Psaki hints ever so slightly at her frustration with the obnoxious bro culture that pervaded the Obama administration, specifically regarding the promotion (at her expense) of Josh Earnest to White House press secretary in 2014. Ironically, it was Ben Rhodes, the consummate Obama bro, who consoled her. Rhodes, whom Psaki describes as her "work husband," is best known for bragging about manipulating journalists who "literally know nothing" into supporting the Iran nuclear deal. It would have been interesting to read about how Psaki helped him do this. If only she weren't professionally obligated to only say nice things about Democrats. (Barack Obama, of course, is "legitimately brilliant and uniquely thoughtful.")

We weren't kidding about Hillary Clinton earlier. Maybe it's because Psaki is also a ruthlessly ambitious, charisma-challenged nerd from the Midwest. Their rhetoric is strikingly similar. We couldn't help but imagine Hillary's voice reading Psaki's words on the campaign trail in between cackles. For example: "I've had to communicate to the American public when there were huge, global stakes, and I've had to try to explain to a toddler why he should give up his pacifier when he really doesn't want to." It's a line that could have been lifted directly from one of Hillary's stump speeches about how being a grandmother is almost as hard as standing up to Vladimir Pu—Zzzzz.

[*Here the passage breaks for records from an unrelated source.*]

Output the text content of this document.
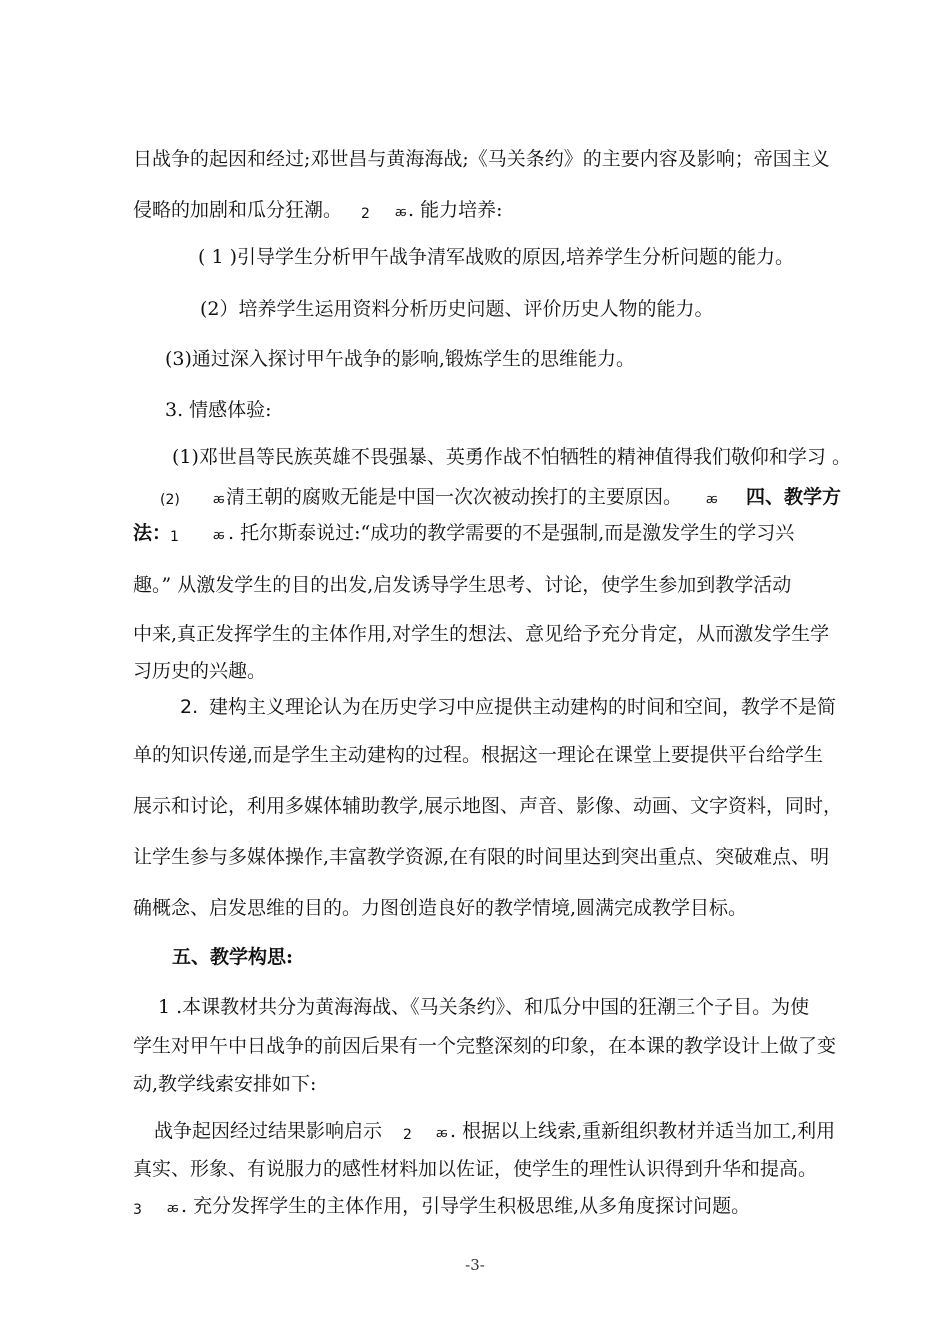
日战争的起因和经过;邓世昌与黄海海战;《马关条约》的主要内容及影响；帝国主义
侵略的加剧和瓜分狂潮。 2 ꬱ . 能力培养:
( 1 )引导学生分析甲午战争清军战败的原因,培养学生分析问题的能力。
(2）培养学生运用资料分析历史问题、评价历史人物的能力。
(3)通过深入探讨甲午战争的影响,锻炼学生的思维能力。
3. 情感体验:
(1)邓世昌等民族英雄不畏强暴、英勇作战不怕牺牲的精神值得我们敬仰和学习 。
(2)	ꬱ 清王朝的腐败无能是中国一次次被动挨打的主要原因。 ꬱ 四、教学方
法 ：
1	ꬱ . 托尔斯泰说过:“成功的教学需要的不是强制,而是激发学生的学习兴
趣。” 从激发学生的目的出发,启发诱导学生思考、讨论，使学生参加到教学活动
中来,真正发挥学生的主体作用,对学生的想法、意见给予充分肯定，从而激发学生学
习历史的兴趣。
2. 建构主义理论认为在历史学习中应提供主动建构的时间和空间，教学不是简
单的知识传递,而是学生主动建构的过程。根据这一理论在课堂上要提供平台给学生
展示和讨论，利用多媒体辅助教学,展示地图、声音、影像、动画、文字资料，同时，
让学生参与多媒体操作,丰富教学资源,在有限的时间里达到突出重点、突破难点、明
确概念、启发思维的目的。力图创造良好的教学情境,圆满完成教学目标。
五、教学构思:
1 .本课教材共分为黄海海战、《马关条约》、和瓜分中国的狂潮三个子目。为使
学生对甲午中日战争的前因后果有一个完整深刻的印象，在本课的教学设计上做了变
动,教学线索安排如下:
战争起因经过结果影响启示 2 ꬱ . 根据以上线索,重新组织教材并适当加工,利用
真实、形象、有说服力的感性材料加以佐证，使学生的理性认识得到升华和提高。
3 ꬱ . 充分发挥学生的主体作用，引导学生积极思维,从多角度探讨问题。
-3-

Then there's the Hillary-esque lack of self-awareness. For instance, Psaki describes the challenge of getting through to an audience that "doesn't have any interest in learning something they didn't know, or even having their views challenged." Of course, this is not a problem that applies to her, a host on MSNBC, a place where liberal anxiety junkies go to get their fill of hot takes about how Donald Trump is "paving the way … to become an Adolf Hitler." She's a real journalist. (LOL.)

Say More debuted at number two on the New York Times bestseller list in the "advice, how-to, and miscellaneous" category. Alas, it has since been overtaken by a competing title aimed at MSNBC's core demographic: The New Menopause: Navigating Your Path Through Hormonal Change with Purpose, Power, and Facts.